Höschl R, Choy D H, Gandevia B
Department of Nuclear Medicine, Prince of Wales Hospital, Randwick, Australia.
J Nucl Med. 1988 May;29(5):701-6.
A mixed differentiated thyroid carcinoma was found in a small asymptomatic nodule in a 44-yr-old woman with recurrent chest infections and bronchiectasis. After total thyroidectomy and 162 mCi (6 GBq) radioiodine ablation there was uptake in the thyroid remnant and in both lungs, interpreted as lung metastases. In 2 years she received further three 162 mCi (6 GBq) doses of 131I, as scans showed very similar lung activity. Another scan, during thyroxin suppression, showed again activity in the lungs. A 47-yr-old male patient with similar respiratory disease and no history of thyroid disorder volunteered to undergo radioiodine scan while on triiodothyronine suppression. His scan, too, showed concentration in the lungs. The female patient died 7 years after the diagnosis of lung thyroid metastases was made. No metastasis was found at autopsy. Radioiodine lung uptake may occur in patients with chronic inflammatory lung disease, presenting a potential diagnostic pitfall in patients with differentiated thyroid carcinoma.

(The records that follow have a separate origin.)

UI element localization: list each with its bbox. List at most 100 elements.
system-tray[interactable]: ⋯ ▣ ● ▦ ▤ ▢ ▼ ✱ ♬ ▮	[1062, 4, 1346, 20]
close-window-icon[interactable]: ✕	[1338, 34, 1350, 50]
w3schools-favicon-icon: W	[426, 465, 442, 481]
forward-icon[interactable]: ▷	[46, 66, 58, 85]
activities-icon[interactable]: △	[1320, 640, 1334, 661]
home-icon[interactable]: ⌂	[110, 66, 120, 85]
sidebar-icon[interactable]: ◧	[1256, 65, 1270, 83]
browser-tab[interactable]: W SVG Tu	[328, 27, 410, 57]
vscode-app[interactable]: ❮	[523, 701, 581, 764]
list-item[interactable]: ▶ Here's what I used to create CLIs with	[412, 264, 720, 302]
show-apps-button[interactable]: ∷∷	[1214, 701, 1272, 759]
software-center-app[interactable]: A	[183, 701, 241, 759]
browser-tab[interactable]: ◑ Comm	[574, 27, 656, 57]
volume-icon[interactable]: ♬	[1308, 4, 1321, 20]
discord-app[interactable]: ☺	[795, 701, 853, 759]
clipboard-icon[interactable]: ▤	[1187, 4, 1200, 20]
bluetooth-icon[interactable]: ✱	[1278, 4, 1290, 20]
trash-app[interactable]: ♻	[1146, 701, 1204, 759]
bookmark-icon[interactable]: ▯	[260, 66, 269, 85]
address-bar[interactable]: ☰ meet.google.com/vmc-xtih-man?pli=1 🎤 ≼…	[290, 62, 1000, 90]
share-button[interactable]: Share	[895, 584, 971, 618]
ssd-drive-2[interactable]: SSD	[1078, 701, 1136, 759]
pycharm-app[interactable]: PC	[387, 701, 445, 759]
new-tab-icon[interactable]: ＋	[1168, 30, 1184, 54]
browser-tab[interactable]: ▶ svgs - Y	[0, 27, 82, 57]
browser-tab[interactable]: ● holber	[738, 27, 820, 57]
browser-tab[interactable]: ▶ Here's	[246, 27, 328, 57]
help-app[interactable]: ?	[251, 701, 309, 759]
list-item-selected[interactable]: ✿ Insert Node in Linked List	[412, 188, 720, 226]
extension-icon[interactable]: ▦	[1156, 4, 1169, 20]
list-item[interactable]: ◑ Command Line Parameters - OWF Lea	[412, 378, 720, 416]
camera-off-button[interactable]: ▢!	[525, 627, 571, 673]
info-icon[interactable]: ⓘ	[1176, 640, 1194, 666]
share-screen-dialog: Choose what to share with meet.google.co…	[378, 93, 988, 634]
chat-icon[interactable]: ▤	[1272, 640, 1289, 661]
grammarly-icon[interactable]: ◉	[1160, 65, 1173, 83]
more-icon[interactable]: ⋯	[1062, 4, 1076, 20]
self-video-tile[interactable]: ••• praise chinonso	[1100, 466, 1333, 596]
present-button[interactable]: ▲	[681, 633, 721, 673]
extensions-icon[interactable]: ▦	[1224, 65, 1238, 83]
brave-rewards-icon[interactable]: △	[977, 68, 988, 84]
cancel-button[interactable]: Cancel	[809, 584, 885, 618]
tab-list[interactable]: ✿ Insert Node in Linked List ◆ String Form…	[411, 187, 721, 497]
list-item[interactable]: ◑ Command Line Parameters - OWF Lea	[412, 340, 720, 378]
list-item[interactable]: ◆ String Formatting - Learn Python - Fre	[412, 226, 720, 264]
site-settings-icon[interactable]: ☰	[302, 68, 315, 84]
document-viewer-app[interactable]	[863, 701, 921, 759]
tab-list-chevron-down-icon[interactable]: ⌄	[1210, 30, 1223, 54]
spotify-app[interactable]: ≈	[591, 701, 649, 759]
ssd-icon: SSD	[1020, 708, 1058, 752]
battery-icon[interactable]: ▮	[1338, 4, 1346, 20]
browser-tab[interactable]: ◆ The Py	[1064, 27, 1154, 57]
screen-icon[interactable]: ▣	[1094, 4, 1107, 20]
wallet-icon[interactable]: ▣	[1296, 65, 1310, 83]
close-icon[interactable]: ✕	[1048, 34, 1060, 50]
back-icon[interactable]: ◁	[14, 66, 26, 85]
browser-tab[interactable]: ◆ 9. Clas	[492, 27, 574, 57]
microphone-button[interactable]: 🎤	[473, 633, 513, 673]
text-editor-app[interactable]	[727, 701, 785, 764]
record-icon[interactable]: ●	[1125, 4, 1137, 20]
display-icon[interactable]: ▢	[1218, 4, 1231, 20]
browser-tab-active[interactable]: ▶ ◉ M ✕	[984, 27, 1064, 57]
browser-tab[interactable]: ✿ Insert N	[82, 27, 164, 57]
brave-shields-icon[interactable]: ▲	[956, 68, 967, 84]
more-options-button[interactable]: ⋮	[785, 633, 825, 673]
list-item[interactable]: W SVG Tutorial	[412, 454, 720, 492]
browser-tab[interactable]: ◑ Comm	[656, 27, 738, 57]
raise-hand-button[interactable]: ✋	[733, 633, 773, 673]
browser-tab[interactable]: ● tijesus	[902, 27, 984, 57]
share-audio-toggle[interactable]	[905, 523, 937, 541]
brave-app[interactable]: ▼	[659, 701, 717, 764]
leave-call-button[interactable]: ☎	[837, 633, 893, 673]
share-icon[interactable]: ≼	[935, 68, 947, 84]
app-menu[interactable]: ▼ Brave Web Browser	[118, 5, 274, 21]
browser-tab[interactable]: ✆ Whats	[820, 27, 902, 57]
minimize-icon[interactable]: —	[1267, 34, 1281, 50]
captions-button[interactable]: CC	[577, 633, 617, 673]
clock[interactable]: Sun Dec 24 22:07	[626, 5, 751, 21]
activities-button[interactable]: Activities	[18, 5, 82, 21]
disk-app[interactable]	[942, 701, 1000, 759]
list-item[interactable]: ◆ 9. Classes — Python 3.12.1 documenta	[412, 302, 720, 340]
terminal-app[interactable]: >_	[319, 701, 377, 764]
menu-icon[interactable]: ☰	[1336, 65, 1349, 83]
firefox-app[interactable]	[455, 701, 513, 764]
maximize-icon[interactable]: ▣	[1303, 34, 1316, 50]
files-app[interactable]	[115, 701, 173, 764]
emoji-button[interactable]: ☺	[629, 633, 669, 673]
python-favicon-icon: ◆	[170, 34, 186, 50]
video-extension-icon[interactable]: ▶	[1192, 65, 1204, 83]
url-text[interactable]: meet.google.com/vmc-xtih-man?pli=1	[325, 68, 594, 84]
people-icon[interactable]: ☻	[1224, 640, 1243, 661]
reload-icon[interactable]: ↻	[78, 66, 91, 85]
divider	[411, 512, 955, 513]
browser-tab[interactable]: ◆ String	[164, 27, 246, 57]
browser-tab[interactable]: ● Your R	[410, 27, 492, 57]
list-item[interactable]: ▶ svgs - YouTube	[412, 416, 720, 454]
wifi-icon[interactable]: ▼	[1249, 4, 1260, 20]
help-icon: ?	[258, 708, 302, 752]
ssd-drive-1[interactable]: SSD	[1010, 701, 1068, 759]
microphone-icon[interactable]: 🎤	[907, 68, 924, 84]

在一名44岁患有反复胸部感染和支气管扩张的无症状女性的一个小的甲状腺结节中发现了混合性分化型甲状腺癌。全甲状腺切除及162毫居里(6吉贝可)放射性碘消融后,甲状腺残余组织及双肺均有摄取,被解释为肺转移。两年内,她又接受了三次162毫居里(6吉贝可)的131I剂量治疗,因为扫描显示肺部放射性非常相似。在甲状腺素抑制期间的另一次扫描再次显示肺部有放射性。一名47岁患有类似呼吸系统疾病且无甲状腺疾病史的男性患者在接受三碘甲状腺原氨酸抑制治疗时自愿接受放射性碘扫描。他的扫描也显示肺部有浓聚。该女性患者在被诊断为肺甲状腺转移后7年死亡。尸检未发现转移灶。慢性炎症性肺病患者可能出现放射性碘肺部摄取,这在分化型甲状腺癌患者中是一个潜在的诊断陷阱。